Пилипченко ходил вдоль состава — приставлен был караульным; казаки и офицеры отправились в город, смирять бунтовщиков.
«Меллер — гусь хорош, скрозь нас глядит, будто пустое мы место, нос от портянок воротит, а сам в мерлушке, и бурочки подшиты, — размышлял Пилипченко, ощущая в себе цепенелый, сонливый холод, — где ж спасенье простому человеку, где защита? »

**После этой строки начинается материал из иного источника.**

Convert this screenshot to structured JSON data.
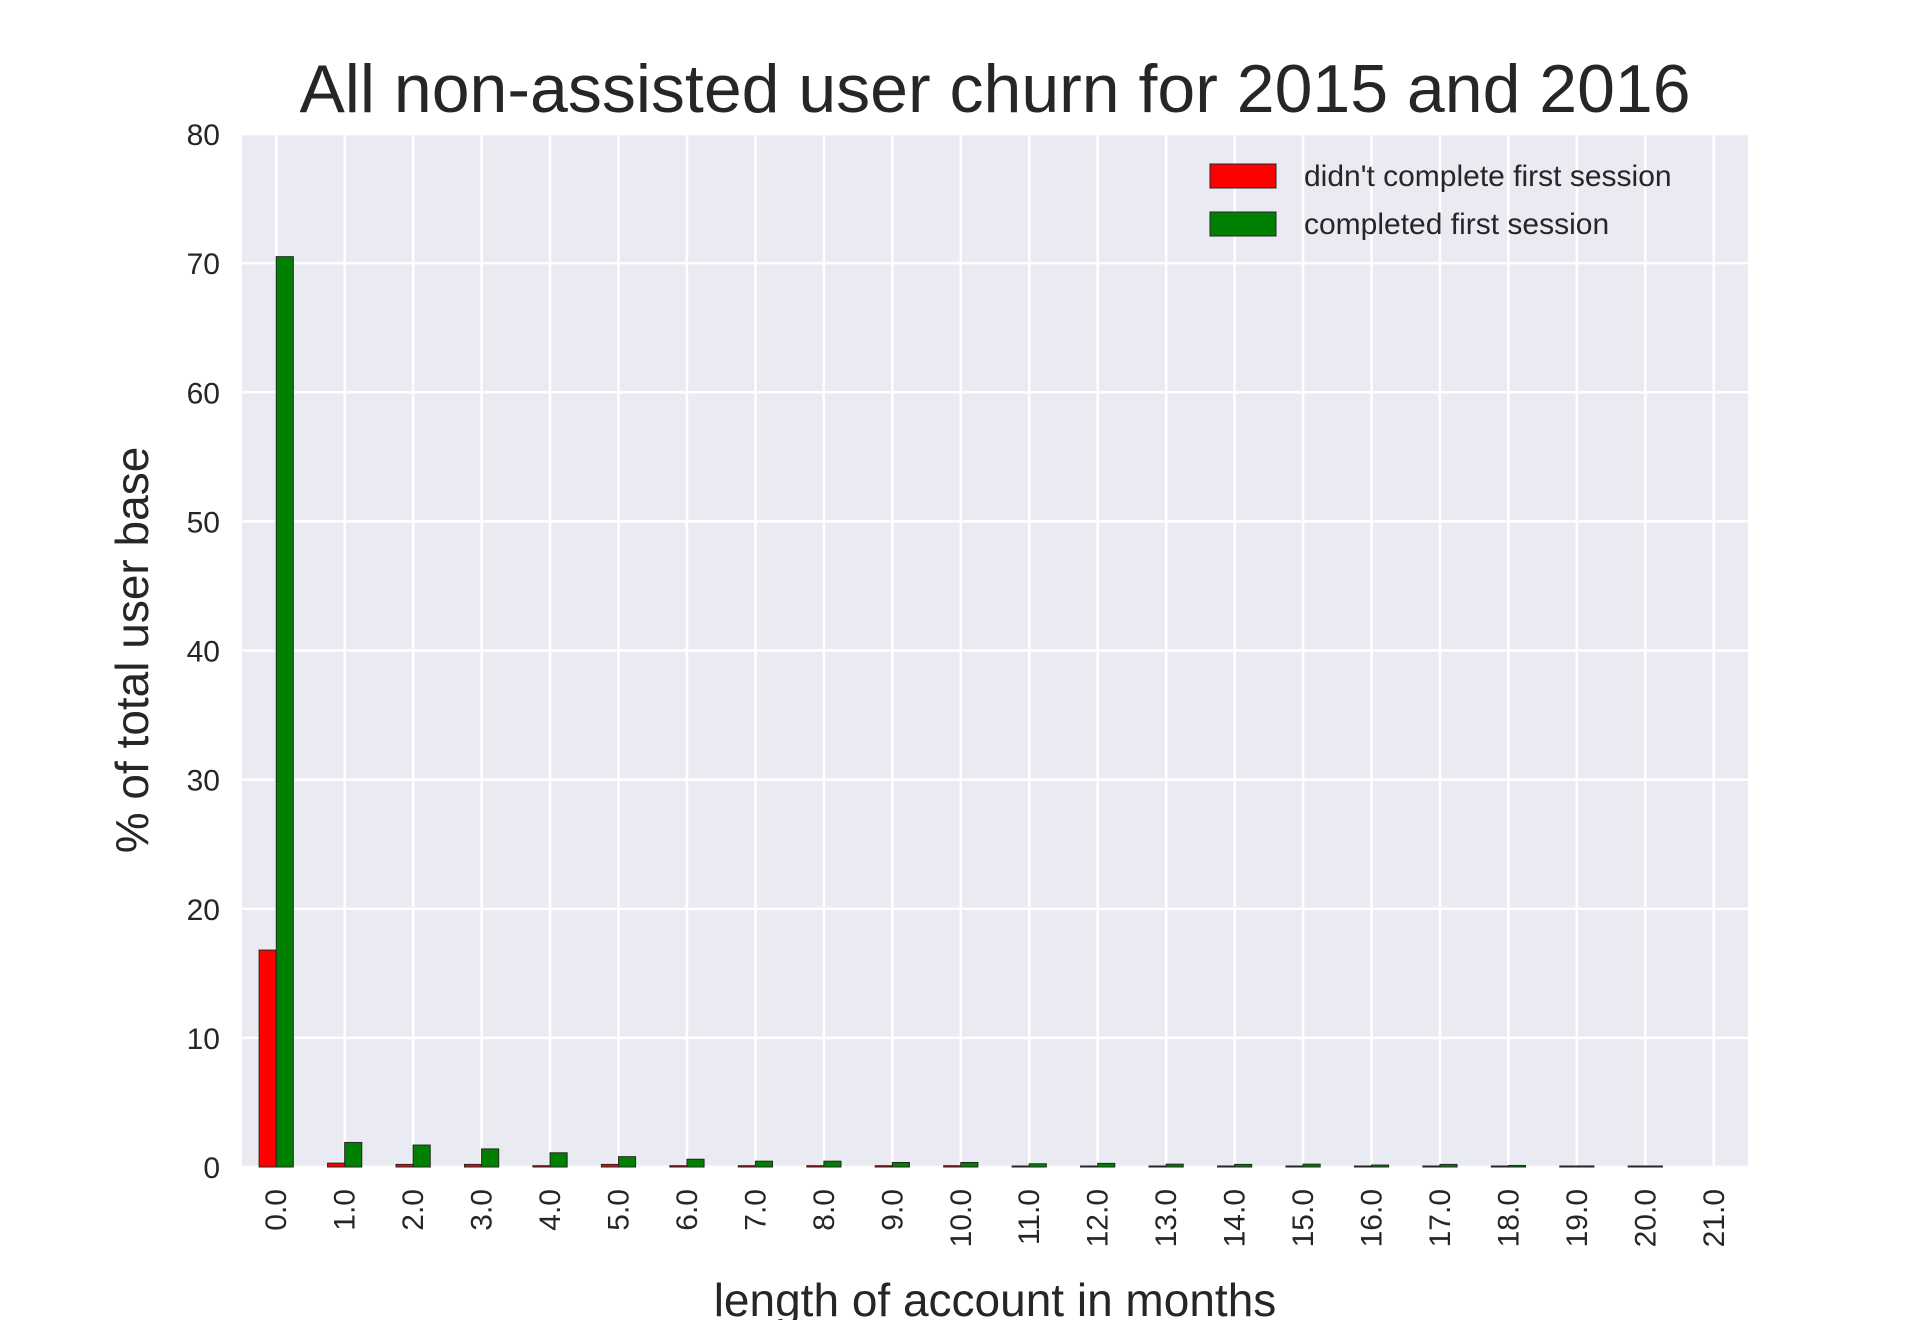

Часто он вспоминал польского арестанта в Ново-Минске, главного ихнего социалиста, с усиками, у которого глаза щелями, цветом в озерную воду перед тем, как зеленью зацвесть и лилиями желтыми проткнуться. Пилипченко чаще всего вспоминал не слова арестанта, не усмешку его быструю, не интерес, который он ощущал в нем к своим словам, — понимал, что тяжелы они, слова-то, неумелы, соромился этой неумелости, от этого потел даже, ненавидел темноту свою застенчивую, — а ведь все одно арестант его слушал и на «ты» приглашал. Поди пойми, кто прав: все в неволе норовят хорошими казаться, а на свободе — супостат супостатом.